Higher crude oil prices can:
- Increase the country's import bill
- Widen the current account deficit
- Put pressure on foreign exchange reserves
- Affect inflation and consumer spending
Market participants believe that sustained elevated oil prices could create additional challenges for economic growth and capital market performance.
Government Introduces Measures to Attract Foreign Capital
In response to evolving global conditions, the Indian government has announced several initiatives aimed at strengthening foreign investment inflows.
Recent reforms include measures designed to improve access for foreign investors and enhance the attractiveness of Indian financial markets.
These efforts include:
- Tax-related incentives for foreign investors
- Expanded access to government bond markets
- New investment avenues for overseas funds
- Measures to improve capital market participation
Policymakers hope these initiatives will help maintain investor confidence and support long-term economic growth.
What This Means for India's Financial Markets
While India's reduced weight in the MSCI Emerging Markets Index has drawn attention, analysts caution against viewing the development as a reflection of the country's economic fundamentals alone.

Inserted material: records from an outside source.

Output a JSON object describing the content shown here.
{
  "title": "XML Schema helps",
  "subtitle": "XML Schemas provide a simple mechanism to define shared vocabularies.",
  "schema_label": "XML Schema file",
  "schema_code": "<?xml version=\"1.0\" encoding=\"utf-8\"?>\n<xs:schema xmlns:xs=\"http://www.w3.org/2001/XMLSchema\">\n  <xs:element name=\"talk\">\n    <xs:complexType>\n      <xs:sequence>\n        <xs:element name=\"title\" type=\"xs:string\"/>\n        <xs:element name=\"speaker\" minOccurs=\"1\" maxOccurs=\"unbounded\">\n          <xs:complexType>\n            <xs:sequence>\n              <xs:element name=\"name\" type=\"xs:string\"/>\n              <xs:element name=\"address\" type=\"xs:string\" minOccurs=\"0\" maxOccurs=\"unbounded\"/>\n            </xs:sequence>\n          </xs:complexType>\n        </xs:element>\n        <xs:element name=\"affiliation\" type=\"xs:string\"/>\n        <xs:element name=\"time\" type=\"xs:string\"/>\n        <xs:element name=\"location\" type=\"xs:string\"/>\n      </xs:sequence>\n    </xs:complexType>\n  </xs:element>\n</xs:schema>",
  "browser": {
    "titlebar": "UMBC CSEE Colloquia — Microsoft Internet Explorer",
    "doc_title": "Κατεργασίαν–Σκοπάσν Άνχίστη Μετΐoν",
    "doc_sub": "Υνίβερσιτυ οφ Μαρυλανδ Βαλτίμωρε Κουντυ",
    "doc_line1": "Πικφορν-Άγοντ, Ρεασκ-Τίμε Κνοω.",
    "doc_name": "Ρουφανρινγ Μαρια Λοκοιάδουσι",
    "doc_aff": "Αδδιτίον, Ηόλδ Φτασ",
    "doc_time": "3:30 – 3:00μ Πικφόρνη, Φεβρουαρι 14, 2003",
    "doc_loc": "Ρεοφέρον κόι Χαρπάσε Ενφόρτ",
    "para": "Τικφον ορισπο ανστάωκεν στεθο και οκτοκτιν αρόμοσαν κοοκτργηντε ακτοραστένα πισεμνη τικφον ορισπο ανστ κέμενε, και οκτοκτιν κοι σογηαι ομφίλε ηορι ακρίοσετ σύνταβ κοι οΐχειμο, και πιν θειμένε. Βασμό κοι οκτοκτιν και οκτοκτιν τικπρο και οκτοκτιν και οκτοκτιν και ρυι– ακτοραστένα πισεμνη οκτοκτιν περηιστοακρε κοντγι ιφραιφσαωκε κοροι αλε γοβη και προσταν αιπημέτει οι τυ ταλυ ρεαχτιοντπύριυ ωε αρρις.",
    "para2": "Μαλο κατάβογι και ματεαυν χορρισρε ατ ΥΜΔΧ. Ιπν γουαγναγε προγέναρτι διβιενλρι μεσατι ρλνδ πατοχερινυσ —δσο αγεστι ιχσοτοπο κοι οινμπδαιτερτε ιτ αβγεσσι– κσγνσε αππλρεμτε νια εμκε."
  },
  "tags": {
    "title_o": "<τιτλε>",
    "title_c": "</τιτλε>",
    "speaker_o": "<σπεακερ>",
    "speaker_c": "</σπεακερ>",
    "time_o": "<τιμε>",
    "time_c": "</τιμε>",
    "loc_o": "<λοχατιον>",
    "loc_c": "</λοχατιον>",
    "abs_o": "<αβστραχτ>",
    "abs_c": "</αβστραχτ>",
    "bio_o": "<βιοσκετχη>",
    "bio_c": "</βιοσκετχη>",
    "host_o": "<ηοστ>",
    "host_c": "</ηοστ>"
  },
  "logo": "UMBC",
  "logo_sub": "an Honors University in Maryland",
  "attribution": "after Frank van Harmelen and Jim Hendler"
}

Instead, many see it as part of a broader global investment rotation driven by rapid advancements in technology and artificial intelligence.
India continues to remain one of the world's fastest-growing major economies, with strong long-term growth prospects supported by:
- Digital transformation
- Infrastructure development
- Manufacturing expansion
- Rising consumer demand
- Foreign investment reforms
However, the country will need to navigate short-term challenges, including global market volatility and evolving investor preferences.
Outlook for Investors
The coming months will be closely watched by investors, policymakers, and market participants as India seeks to attract greater foreign capital while strengthening its position within global financial benchmarks.
Future developments in global technology markets, energy prices, and foreign investment policies are likely to play a crucial role in determining whether India can regain lost ground and enhance its standing among emerging market economies.
For now, the decline serves as a reminder of how rapidly global capital flows can shift in response to changing economic trends and technological innovation.